Pointing to the Rohingya persecution in Myanmar, UN High Commissioner for Human Rights Zeid Ra'ad Al Hussein today reiterated that no repatriation should occur in the absence of sustained human rights monitoring on the ground, in the areas concerned.
He came up with the statement while speaking at 38th session of the Human Rights Council on Monday.
In Myanmar, as the Council is aware, there are clear indications of well-organised, widespread and systematic attacks continuing to target the Rohingyas in Rakhine State as an ethnic group, amounting possibly to acts of genocide if so established by a court of law, he said.
He also alleged that due to continuing refusals to permit access, OHCHR, the country Special Rapporteur and the Fact-Finding Mission have conducted remote monitoring.
Given the gravity and scope of the human rights violations in Venezuela, and continuing denial of access to the Office, we will continue remote monitoring and reporting; our second report will be published in the coming days – and we firmly believe the Council needs to establish a Commission of Inquiry.

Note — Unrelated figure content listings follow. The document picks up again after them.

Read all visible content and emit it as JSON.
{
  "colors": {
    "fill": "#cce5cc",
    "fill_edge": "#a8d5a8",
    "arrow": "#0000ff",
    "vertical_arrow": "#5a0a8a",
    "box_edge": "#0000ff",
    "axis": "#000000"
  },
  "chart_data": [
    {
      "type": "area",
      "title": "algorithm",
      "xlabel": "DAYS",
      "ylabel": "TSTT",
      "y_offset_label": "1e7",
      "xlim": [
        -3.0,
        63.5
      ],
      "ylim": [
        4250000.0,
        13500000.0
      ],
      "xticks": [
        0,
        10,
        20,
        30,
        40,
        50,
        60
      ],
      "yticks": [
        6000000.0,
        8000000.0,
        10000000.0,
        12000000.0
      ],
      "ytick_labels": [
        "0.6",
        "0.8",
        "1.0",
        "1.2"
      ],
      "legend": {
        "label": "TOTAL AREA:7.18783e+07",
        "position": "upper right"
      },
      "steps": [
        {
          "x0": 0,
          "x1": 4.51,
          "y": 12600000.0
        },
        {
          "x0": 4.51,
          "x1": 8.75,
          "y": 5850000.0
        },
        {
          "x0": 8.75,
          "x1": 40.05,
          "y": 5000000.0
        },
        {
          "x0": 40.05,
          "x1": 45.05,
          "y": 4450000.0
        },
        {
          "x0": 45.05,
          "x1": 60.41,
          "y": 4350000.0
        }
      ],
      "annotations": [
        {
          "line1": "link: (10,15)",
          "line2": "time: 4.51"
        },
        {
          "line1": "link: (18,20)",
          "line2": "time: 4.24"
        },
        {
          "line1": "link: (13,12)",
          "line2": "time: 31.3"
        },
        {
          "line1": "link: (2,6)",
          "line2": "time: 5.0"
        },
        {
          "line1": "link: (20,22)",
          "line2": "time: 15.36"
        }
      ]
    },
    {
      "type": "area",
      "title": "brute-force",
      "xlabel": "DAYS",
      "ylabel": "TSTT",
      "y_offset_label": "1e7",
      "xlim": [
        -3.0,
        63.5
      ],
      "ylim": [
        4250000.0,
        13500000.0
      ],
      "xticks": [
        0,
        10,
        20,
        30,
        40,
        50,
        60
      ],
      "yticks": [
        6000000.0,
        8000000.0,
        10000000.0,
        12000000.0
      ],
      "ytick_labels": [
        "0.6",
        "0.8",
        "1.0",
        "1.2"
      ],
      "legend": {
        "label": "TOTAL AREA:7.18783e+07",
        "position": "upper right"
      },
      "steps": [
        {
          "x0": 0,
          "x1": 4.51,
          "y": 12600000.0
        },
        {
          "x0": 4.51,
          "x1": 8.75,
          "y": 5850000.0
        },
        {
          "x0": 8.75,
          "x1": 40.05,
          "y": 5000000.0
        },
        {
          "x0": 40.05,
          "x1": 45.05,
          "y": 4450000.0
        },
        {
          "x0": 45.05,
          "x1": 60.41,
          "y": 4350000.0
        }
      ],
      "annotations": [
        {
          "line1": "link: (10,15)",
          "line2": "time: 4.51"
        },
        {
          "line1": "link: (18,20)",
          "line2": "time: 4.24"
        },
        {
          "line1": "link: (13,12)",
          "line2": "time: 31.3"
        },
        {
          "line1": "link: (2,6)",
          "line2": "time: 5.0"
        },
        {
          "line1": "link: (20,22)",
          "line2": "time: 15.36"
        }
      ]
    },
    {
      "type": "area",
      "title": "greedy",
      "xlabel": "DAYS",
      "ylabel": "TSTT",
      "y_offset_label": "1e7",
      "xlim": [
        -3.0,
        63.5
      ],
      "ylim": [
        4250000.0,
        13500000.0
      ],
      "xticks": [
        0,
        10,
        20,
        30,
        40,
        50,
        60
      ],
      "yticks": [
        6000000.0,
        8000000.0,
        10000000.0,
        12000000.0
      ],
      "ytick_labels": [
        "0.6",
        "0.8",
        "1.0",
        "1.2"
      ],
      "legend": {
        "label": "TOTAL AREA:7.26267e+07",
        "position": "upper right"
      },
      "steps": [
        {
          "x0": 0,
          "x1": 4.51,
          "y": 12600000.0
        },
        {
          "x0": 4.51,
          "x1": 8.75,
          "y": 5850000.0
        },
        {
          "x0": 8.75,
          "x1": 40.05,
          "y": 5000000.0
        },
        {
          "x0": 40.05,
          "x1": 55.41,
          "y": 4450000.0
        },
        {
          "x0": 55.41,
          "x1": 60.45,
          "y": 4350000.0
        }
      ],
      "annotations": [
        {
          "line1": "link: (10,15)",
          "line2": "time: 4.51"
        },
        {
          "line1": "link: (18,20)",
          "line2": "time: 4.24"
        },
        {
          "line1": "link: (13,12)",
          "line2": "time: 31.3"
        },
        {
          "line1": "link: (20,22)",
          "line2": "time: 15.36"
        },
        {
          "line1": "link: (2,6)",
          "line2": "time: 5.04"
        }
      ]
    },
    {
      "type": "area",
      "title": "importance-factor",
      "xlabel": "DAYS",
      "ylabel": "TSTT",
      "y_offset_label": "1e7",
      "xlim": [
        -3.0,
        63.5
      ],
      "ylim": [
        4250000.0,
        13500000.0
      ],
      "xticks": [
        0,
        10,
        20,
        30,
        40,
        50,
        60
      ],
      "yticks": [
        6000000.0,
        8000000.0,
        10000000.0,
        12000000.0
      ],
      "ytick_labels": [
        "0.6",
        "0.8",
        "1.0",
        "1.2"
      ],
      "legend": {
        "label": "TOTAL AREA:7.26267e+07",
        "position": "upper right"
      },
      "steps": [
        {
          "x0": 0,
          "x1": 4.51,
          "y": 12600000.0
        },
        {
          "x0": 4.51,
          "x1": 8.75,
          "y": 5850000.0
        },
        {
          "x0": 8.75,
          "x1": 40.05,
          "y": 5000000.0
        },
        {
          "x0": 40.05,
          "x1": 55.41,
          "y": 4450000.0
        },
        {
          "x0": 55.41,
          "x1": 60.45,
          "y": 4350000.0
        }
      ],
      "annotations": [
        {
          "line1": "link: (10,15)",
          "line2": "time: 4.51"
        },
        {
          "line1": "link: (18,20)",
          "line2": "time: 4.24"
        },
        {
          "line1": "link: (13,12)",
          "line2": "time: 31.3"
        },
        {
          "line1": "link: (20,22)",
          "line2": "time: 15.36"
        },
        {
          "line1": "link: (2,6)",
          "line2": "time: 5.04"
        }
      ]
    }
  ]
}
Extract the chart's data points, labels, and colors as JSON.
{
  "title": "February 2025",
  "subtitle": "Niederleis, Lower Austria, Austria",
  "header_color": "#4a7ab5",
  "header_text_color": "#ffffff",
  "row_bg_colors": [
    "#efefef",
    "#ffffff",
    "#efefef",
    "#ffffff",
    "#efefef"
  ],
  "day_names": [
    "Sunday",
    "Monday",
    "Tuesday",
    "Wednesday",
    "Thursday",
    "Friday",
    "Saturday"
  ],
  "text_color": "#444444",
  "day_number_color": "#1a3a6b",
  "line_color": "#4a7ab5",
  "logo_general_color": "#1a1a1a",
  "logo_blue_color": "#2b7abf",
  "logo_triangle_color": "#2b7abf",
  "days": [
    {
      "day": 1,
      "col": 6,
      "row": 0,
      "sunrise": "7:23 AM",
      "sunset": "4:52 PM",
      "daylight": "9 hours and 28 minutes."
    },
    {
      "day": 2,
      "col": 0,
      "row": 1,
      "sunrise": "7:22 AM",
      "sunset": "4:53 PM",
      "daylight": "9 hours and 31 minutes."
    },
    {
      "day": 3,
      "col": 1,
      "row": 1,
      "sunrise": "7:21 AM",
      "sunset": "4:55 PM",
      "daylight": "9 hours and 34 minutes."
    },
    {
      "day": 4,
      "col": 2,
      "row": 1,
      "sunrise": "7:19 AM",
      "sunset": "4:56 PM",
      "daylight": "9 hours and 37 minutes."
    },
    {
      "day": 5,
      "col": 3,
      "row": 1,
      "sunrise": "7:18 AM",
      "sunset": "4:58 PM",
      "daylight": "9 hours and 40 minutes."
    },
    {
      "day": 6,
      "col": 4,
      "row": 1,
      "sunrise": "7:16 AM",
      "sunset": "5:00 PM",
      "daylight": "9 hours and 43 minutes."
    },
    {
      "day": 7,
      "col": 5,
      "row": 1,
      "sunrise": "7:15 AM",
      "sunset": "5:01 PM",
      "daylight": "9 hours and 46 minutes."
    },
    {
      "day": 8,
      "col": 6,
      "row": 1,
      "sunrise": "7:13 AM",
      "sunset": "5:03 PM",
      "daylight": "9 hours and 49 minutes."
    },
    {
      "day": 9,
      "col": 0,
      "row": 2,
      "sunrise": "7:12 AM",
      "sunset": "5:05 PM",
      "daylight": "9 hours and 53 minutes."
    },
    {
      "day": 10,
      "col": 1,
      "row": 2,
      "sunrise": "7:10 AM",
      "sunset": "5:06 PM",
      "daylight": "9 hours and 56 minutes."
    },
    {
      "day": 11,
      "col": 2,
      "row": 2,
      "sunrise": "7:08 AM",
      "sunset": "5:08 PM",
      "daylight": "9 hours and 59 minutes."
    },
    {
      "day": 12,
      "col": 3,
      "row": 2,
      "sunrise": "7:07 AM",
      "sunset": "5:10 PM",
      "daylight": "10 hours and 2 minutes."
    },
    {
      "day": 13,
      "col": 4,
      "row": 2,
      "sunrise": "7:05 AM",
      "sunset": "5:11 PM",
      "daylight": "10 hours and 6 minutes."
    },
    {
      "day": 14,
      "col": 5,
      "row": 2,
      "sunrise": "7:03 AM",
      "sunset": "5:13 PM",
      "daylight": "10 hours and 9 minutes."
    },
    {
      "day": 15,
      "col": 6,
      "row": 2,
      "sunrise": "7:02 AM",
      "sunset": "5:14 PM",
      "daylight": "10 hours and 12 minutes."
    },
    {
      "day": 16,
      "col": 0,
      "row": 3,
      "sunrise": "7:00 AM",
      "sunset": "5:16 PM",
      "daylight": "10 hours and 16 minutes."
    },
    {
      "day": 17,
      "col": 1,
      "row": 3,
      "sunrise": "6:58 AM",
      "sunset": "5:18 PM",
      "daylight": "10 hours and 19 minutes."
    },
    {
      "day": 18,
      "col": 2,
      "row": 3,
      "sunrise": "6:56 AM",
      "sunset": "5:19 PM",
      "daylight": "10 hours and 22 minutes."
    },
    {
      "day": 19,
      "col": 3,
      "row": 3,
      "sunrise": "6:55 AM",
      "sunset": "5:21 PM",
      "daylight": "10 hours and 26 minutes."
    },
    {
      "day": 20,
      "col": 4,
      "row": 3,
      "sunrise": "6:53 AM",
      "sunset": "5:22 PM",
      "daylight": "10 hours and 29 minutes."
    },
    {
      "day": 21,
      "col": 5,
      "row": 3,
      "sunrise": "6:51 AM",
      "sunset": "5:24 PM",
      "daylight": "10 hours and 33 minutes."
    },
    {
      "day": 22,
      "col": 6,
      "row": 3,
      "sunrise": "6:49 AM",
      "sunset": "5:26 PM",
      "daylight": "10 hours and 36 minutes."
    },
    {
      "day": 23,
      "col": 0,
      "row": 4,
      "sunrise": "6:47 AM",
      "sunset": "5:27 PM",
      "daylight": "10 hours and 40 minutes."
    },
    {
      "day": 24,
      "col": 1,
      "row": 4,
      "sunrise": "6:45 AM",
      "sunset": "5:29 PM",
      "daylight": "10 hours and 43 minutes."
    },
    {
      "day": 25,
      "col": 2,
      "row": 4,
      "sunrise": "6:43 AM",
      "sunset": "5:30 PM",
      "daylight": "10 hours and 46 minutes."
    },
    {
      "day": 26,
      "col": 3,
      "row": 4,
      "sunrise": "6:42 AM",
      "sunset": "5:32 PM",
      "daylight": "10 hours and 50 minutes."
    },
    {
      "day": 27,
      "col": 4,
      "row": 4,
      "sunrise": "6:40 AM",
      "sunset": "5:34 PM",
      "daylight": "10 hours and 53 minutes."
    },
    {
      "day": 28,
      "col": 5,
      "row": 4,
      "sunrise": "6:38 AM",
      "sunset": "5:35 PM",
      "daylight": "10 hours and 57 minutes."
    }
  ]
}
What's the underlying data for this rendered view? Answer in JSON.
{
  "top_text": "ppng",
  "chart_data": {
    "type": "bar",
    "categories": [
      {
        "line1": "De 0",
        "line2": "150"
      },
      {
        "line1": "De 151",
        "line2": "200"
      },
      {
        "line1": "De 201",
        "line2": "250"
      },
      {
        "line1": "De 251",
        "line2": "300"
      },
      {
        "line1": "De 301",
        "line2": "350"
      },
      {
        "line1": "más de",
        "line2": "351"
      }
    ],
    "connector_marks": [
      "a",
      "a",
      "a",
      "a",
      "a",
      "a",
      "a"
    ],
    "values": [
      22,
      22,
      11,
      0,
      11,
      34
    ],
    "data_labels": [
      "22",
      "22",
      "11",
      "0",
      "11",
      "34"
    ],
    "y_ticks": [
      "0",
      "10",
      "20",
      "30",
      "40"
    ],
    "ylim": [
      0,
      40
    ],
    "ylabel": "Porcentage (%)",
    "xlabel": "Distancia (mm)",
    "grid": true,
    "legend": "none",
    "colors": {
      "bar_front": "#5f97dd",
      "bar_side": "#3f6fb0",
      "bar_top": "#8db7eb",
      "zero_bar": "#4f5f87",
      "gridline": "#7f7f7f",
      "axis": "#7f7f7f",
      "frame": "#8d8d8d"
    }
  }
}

Since last June the Government has issued three invitations to the Special Procedures, the first since 1996. However, the authorities have ignored a long list of requests by others whose mandates are particularly relevant to the current human rights crisis in the country.
In Bangladesh context, in his statement, he also said that Bangladesh has granted extensive and commendable access to the Office and all relevant human rights mechanisms with respect to the Rohingya refugee crisis.
“However, it has more than 10 outstanding requests for visits by mandate holders to assess the human rights situation in Bangladesh itself.”
“I encourage greater engagement, particularly with respect to concerns about the shrinking space for civil society, and allegations of extrajudicial actions by the security forces.”